The Daily Update: 70s Inflation 'Very Very Unlikely'

At yesterday’s House Select Subcommittee on the Coronavirus Crisis, a more dovish Jerome Powell acknowledged that some of the inflation pressures seen of late are both stronger and more stubborn than first thought, however, was confident they are nowhere what the US has seen historically. Among the factors pushing prices higher, hotel prices, lumber, airlines tickets added to pent up consumer spending he believed would resolve themselves in the ‘coming months’. He maintained that the Fed ‘Will not raise interest rates pre-emptively because we fear the possible onset of inflation’ and that they will wait for ‘evidence of actual inflation or other imbalances’.

‘I will say that these effects have been larger than we expected, and they may turn out to be more persistent than we have expected’ he told the committee, adding ‘But the incoming data are very consistent with the view that these are factors that will wane over time, and inflation will then move down toward our goals, and we’ll be monitoring that carefully’.

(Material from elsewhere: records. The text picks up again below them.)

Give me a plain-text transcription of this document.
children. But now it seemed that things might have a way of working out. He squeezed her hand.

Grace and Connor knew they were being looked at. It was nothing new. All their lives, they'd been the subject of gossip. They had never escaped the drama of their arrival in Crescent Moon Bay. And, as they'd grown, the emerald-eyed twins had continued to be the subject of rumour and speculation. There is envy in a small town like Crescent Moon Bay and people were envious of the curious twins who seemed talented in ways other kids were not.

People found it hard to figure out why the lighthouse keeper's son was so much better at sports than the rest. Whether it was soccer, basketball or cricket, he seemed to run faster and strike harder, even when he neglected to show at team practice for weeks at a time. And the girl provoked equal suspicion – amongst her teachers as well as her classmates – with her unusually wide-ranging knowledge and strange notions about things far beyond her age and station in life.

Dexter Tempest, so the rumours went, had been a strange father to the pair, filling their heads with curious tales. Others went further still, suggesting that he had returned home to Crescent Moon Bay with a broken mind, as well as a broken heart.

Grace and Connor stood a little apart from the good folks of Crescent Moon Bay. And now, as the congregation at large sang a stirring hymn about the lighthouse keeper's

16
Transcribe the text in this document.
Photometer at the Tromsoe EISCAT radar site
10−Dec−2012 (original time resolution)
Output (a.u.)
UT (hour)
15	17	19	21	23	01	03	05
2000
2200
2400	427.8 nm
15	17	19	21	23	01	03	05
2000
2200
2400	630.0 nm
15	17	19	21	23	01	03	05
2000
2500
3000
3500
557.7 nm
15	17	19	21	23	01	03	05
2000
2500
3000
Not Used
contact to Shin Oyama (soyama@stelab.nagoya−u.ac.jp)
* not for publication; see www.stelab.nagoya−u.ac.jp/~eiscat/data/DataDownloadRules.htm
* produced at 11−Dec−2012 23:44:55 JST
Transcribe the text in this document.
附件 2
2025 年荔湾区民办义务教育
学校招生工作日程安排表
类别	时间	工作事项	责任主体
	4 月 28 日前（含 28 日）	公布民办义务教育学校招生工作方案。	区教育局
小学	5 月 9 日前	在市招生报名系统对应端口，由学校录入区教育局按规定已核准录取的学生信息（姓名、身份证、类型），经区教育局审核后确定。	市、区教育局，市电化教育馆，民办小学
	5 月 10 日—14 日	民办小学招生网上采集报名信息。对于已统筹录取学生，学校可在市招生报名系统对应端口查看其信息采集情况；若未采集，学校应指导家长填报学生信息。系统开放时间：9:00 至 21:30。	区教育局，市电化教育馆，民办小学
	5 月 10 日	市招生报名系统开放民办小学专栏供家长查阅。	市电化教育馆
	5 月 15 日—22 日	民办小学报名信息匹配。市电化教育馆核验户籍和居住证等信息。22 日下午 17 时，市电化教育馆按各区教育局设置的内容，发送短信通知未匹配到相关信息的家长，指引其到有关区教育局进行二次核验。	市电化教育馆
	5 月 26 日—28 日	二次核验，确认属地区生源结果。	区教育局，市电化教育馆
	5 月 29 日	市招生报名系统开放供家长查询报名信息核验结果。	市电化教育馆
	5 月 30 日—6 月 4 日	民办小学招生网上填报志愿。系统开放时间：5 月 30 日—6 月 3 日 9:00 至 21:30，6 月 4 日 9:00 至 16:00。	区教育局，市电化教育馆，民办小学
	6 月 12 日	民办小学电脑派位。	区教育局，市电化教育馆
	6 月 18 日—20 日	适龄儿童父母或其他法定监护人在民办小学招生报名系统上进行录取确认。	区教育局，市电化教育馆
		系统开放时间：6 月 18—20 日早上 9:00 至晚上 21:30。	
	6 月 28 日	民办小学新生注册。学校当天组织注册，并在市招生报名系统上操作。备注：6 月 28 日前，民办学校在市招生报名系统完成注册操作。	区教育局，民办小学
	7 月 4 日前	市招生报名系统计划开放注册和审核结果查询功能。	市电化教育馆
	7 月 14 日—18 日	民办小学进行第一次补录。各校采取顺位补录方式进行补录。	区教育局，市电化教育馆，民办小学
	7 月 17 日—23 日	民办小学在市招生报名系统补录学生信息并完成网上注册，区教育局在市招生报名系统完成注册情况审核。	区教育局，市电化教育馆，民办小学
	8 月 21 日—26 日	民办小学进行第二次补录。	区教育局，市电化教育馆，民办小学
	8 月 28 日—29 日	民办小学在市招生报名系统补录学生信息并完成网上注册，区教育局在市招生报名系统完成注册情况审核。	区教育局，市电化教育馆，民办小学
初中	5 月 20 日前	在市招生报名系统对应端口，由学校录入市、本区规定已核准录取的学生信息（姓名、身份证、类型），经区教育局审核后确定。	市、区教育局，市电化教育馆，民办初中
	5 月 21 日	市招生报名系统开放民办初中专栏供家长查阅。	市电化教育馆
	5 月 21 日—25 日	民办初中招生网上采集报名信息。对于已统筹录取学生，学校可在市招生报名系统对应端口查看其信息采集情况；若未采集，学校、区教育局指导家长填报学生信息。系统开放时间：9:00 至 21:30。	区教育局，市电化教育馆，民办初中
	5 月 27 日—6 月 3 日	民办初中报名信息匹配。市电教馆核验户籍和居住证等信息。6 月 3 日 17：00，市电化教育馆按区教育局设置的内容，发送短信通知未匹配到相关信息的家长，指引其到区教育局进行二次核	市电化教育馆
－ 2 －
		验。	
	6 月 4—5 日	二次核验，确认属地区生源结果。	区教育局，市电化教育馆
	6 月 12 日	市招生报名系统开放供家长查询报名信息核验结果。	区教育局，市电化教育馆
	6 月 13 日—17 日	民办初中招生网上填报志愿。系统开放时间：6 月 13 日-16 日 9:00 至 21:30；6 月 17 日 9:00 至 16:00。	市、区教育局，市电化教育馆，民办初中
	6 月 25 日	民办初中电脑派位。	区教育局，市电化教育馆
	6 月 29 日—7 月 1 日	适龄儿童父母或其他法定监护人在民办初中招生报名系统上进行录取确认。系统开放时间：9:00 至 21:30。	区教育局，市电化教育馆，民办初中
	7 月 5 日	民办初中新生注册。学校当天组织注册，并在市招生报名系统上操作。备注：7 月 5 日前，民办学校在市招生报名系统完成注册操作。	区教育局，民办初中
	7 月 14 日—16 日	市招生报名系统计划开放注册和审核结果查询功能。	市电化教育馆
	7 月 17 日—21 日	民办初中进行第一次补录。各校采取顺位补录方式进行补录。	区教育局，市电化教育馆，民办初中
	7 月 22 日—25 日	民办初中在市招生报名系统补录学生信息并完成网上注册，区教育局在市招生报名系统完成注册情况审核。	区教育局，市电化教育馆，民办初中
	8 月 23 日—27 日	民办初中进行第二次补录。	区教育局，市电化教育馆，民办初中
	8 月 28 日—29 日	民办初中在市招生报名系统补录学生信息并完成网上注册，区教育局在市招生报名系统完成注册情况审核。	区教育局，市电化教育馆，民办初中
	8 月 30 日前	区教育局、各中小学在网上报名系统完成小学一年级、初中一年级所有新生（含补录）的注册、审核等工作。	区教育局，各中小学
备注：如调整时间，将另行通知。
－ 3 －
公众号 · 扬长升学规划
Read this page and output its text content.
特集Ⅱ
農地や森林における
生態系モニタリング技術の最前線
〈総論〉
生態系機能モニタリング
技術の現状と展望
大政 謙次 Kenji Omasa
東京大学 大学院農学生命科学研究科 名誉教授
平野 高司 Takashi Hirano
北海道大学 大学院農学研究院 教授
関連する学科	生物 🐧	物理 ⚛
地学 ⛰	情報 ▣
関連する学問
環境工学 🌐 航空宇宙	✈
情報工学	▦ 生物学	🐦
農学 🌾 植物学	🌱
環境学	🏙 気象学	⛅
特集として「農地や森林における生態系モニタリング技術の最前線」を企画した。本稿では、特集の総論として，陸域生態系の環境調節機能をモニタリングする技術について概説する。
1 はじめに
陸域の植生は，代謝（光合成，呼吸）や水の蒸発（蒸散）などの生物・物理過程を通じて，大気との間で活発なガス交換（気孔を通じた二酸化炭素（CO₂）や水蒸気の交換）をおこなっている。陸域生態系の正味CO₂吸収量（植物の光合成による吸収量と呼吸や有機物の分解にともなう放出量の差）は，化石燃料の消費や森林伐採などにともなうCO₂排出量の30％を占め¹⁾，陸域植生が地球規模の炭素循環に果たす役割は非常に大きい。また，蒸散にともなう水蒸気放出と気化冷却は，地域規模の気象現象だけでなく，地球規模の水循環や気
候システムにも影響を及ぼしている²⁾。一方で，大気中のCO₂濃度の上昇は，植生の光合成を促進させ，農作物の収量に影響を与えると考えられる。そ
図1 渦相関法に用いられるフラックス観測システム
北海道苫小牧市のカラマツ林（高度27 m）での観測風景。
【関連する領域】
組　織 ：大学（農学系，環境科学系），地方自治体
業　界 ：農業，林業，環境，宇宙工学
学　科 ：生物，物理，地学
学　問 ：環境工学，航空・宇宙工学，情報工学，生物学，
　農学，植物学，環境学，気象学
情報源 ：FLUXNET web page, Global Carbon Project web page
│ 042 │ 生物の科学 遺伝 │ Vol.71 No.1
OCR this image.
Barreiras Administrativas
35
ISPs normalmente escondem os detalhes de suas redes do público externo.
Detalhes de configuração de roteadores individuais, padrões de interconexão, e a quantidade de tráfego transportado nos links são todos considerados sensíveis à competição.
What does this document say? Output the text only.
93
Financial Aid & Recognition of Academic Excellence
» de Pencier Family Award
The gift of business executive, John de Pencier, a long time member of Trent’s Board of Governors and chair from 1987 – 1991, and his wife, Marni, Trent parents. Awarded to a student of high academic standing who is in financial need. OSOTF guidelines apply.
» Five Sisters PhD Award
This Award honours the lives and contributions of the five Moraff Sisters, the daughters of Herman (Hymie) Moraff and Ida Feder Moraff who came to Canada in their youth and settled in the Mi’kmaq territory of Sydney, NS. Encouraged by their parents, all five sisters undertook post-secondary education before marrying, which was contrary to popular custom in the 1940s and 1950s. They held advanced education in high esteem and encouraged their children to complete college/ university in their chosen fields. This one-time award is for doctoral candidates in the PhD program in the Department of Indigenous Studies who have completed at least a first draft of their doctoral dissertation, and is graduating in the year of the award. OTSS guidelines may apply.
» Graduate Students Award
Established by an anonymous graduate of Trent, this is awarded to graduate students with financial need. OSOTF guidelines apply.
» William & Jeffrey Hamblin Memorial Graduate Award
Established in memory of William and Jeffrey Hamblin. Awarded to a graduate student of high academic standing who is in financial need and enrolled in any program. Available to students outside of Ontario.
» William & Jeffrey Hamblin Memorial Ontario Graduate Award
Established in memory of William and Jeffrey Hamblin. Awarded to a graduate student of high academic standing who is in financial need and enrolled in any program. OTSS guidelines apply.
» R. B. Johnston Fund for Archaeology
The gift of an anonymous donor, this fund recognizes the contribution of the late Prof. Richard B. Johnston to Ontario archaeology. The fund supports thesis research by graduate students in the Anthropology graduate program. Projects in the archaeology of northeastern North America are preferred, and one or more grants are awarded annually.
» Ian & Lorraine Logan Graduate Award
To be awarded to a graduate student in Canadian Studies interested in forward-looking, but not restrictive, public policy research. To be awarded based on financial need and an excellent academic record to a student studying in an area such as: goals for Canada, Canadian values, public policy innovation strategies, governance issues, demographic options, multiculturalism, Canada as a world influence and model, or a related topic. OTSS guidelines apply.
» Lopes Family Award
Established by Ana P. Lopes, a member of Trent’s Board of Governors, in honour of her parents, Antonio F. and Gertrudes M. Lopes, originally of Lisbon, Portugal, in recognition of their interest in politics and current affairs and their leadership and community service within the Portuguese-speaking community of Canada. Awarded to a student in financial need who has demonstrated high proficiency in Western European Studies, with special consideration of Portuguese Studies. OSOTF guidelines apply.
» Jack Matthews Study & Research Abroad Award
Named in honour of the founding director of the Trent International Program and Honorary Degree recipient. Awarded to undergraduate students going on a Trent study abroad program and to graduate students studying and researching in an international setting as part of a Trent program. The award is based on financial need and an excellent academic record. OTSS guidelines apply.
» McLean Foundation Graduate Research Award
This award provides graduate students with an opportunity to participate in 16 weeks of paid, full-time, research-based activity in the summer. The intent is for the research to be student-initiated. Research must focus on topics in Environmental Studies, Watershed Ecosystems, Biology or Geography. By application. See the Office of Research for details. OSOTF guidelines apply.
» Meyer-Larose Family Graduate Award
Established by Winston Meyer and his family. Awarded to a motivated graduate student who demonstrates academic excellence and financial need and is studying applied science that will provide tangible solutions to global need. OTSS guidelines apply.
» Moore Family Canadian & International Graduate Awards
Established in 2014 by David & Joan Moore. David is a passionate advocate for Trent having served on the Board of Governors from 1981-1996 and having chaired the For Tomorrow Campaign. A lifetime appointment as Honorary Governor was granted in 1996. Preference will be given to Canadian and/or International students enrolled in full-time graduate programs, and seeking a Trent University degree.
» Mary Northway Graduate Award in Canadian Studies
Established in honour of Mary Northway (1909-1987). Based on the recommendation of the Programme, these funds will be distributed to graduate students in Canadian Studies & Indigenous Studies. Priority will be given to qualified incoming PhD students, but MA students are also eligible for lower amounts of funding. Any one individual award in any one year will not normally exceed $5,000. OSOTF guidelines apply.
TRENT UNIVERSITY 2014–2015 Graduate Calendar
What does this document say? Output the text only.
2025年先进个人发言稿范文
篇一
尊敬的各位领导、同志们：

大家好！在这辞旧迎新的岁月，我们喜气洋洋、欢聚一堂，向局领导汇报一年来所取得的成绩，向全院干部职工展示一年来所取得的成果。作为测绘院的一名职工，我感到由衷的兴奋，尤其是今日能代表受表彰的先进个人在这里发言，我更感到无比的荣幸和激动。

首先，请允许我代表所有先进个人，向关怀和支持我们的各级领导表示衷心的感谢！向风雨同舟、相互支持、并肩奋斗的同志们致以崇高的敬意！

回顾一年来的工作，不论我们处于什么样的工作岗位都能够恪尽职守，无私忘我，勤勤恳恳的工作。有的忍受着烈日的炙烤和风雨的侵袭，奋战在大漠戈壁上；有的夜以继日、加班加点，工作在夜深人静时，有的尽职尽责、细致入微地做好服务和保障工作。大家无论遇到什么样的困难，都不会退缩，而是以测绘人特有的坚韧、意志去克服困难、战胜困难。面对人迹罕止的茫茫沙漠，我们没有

Powell was asked whether the US was headed towards the hyperinflation of the late ’70s and early ’80s by Republicans on the committee. ‘Very, very unlikely’ was the reply. ‘You have a central bank that’s committed to price stability and has defined what price stability is and is strongly prepared to use its tools to keep us around 2% inflation’ he said ‘All of these things suggest to me that an episode like what we saw in the 1970s … I don’t expect anything like that to happen’.